Вот в 1886 году Антон Павлович пошучивает в письме к Лейкину: "Погода у нас туманная. Столько по улицам туману напущено, что не только либералов, но даже и консерваторов не видно". А в начале 1888 года в письме к Я. П. Полонскому уже вполне серьезно пишет о тех самых толстых журналах, куда его звали, куда ему указывали путь Григорович и другие искренние почитатели его таланта. "Не все ли равно, — спрашивает он, — поет ли соловей на большом дереве или в кусте? Требование, чтобы талантливые люди работали тольков толстых журналах, мелочно, попахивает чиновником и вредно, как все предрассудки. Этот предрассудок глуп и смешон. Он имел еще смысл тогда, когда во главе изданий находились люди с ясно выраженной физиономией, люди вроде Белинских, Герценов и т. п., которые не только платили гонорар, но и притягали, учили и воспитывали, теперь же, когда вместо литературных физиономий во главе изданий торчат какие-то серые круги и собачьи воротники… разница между самым толстым журналом и дешевой газеткой представляется только количественной, т. е. с точки зрения художника не заслуживающей никакого уважения и внимания. Сотрудничеству в толстых журналах нельзя отказать только в одном удобстве: длинная вещь не дробится и печатается целиком. Когда я напишу большую вещь, пошлю в толстый журнал, а маленькие буду печатать там, куда занесут ветер и моя свобода".

Чехов был непоколебимо верен принципу личной независимости и свободы. Недаром же Короленко должен был, определяя свое отношение к Чехову, прежде всего осмыслить и оценить эту его свободу от "партий данной минуты".

В апреле 1888 года к Чехову обратились с предложениями об объединении молодых писателей и упрочении их солидарности. Идея солидарности не была чужда Чехову, напротив, он неоднократно сетовал в письмах на разобщенность, на дрязги в творческой среде. Еще в 1883 году он писал Александру Павловичу: "Есть на белом свете одна скверная болезнь, незнанием которой не может похвастаться пишущий человек, ни один!.. Это кичеевщина — нежелание людей одного и того же лагеря понять друг друга. Подлая болезнь!.. Хорош бы я был, если бы надел на Зембулатова дурацкий колпак за то, что он незнаком с Дарвином! Он, воспитанный на крепостном праве, враг крепостничества — за одно это я люблю его! А если бы я стал отрекаться от А, Б, В… Ж, от одного, другого, третьего, пришлось бы покончить одиночеством!"

Однако на сей раз Чехов решительно отверг идею солидарности. О чем практически шла речь?
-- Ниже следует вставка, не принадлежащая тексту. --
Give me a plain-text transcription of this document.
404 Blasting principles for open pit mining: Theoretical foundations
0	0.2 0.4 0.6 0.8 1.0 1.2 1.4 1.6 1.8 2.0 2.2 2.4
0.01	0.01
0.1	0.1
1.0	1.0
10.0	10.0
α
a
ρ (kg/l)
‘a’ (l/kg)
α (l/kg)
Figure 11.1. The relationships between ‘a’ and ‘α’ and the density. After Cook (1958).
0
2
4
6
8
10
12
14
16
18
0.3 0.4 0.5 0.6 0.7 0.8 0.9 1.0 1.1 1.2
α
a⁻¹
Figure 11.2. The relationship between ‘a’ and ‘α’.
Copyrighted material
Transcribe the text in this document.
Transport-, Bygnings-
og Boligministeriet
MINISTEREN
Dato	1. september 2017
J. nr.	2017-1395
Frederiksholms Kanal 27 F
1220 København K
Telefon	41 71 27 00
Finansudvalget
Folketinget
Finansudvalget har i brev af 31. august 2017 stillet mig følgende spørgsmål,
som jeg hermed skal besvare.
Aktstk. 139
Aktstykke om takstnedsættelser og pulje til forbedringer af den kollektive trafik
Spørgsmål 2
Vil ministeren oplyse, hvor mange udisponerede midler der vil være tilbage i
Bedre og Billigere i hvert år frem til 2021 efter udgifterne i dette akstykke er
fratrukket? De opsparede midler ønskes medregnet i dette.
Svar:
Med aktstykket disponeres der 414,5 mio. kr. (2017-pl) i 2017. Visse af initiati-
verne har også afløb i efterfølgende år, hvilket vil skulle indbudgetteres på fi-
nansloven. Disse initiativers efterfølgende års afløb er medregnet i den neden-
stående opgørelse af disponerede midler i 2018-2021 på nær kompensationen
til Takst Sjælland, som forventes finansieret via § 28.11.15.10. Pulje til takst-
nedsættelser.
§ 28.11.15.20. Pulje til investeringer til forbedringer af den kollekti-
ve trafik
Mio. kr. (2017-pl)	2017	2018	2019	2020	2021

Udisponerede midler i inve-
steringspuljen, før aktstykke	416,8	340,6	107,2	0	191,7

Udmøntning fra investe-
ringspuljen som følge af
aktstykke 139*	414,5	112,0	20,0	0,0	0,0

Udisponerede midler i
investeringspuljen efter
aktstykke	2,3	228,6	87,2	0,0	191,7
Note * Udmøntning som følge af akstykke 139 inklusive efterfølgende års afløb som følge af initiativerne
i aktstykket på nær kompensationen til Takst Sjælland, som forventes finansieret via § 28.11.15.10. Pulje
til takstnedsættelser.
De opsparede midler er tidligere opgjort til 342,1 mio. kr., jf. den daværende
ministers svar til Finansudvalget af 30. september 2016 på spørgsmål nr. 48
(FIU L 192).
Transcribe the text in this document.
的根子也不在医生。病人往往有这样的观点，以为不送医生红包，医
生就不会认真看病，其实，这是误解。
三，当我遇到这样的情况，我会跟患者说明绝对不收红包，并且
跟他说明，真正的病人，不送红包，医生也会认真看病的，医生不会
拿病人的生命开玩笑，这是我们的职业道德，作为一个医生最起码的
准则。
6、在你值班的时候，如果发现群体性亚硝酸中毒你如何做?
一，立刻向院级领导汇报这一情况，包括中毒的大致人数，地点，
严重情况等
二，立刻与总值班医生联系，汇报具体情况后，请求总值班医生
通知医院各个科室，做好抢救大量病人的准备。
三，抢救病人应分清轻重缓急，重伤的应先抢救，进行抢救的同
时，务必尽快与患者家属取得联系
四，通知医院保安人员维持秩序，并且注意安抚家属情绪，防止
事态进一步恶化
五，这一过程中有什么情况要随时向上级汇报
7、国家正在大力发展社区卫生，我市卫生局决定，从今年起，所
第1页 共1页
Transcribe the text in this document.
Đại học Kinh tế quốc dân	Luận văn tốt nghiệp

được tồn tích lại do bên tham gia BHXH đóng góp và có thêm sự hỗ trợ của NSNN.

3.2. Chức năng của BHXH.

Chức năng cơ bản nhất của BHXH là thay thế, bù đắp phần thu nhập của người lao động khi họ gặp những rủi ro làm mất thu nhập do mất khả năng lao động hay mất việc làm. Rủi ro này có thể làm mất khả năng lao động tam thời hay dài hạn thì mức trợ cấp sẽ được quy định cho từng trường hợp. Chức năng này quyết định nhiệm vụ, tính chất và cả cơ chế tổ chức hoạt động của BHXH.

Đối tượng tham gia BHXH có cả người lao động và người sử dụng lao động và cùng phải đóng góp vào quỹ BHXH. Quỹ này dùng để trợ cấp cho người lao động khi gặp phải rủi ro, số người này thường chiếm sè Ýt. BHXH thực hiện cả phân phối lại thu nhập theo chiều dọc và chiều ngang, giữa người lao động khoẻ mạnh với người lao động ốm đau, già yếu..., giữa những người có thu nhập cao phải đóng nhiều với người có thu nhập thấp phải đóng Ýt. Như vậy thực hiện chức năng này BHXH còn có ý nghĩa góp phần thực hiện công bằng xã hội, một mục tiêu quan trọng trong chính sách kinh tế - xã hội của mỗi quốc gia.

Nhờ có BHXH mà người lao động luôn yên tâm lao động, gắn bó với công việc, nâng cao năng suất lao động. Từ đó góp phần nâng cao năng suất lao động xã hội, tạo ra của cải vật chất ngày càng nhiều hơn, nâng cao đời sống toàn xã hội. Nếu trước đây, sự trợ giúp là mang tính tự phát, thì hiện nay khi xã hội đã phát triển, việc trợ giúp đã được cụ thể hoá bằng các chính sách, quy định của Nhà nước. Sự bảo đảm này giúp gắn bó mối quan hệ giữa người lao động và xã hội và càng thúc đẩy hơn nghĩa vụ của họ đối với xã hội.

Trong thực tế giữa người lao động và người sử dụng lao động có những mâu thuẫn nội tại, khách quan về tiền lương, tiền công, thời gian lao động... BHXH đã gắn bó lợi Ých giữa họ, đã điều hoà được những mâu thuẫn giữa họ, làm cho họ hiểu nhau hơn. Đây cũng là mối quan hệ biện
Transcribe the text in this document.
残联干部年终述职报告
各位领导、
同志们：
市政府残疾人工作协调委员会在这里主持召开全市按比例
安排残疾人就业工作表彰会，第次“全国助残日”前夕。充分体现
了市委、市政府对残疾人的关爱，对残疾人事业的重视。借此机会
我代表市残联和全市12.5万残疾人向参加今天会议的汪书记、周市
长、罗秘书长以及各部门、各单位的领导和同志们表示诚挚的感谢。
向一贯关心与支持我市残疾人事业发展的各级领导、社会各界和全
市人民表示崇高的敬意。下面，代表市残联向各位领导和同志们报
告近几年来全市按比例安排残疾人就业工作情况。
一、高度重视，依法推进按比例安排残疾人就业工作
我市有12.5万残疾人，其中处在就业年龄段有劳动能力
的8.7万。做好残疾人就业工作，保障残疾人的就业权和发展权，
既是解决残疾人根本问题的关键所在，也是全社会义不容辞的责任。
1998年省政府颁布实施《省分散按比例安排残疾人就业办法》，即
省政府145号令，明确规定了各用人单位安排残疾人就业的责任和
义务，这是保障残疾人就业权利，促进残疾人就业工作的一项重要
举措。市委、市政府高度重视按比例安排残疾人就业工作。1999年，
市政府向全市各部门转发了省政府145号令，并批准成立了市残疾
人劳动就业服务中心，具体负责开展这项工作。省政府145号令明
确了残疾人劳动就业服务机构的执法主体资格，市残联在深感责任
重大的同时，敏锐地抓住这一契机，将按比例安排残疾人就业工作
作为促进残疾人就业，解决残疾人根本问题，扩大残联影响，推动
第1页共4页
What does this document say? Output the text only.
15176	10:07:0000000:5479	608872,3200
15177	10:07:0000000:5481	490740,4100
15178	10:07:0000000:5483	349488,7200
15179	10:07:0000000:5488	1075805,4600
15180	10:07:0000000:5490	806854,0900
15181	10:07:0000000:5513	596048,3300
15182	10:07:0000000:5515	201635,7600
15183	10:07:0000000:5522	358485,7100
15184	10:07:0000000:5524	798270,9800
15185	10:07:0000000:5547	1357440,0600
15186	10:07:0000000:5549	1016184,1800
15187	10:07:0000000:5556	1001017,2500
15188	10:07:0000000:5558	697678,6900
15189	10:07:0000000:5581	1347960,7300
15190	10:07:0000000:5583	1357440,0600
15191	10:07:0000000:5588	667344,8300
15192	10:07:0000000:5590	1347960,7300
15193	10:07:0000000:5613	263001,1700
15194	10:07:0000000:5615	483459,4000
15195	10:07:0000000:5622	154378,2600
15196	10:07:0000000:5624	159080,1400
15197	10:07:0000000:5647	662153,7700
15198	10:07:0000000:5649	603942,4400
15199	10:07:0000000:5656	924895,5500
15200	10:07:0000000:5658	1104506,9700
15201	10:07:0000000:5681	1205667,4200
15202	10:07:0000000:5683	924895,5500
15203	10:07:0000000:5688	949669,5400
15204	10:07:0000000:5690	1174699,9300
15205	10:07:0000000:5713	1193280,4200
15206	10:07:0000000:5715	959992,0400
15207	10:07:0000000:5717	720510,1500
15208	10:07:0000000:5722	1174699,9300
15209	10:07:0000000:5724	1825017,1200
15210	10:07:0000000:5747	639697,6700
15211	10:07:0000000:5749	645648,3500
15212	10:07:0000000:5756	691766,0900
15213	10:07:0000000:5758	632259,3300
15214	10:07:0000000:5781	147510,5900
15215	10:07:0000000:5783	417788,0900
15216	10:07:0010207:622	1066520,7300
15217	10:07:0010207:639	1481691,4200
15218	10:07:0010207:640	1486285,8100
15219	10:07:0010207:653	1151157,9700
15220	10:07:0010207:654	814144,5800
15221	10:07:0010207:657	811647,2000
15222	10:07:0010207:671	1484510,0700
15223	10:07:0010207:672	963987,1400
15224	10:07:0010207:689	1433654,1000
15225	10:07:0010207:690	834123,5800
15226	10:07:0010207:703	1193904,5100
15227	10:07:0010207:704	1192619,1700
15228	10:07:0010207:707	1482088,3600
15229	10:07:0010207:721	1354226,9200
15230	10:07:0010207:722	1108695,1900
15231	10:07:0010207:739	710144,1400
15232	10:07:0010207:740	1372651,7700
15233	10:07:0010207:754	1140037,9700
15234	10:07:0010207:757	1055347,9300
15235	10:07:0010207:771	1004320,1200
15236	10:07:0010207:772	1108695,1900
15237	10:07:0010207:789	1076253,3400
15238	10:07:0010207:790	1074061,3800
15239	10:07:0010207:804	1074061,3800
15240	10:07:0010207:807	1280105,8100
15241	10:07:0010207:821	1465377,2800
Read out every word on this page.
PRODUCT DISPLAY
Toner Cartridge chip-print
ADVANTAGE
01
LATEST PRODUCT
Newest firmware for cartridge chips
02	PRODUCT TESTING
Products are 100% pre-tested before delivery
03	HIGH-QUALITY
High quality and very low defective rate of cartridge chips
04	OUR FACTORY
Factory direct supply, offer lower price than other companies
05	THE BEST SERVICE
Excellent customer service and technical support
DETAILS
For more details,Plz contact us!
Писатель Баранцевич высказал мысль, что объединению молодых писателей может послужить литературный сборник. Тут же к Чехову поступило предложение беллетриста Лемана, автора книг об игре на бильярде, присоединиться к соглашению печатать в своих книгах объявления о произведениях солидарных друг с другом лиц. "Для объединения, — отвечает Чехов в одном случае, — нужно кое-что другое; нужны, если не любовь, то хоть уважение друг к другу, взаимное доверие и абсолютная честность в отношениях… А всего этого не может дать сборник!" В другом письме он заявляет, что солидарность он понижает в политике, в религиозных делах, но считает ее невозможной и ненужной среди молодых литераторов. "Думать и чувствовать одинаково мы не можем, цели у нас различные или их нет вовсе, знаем мы друг друга мало или вовсе не знаем, и, стало быть, нет ничего такого, к чему могла бы прочно прицепиться солидарность…" А раз так, — нужно гарантировать друг другу не солидарность, а независимость, уважительное отношение всех к позиции каждого.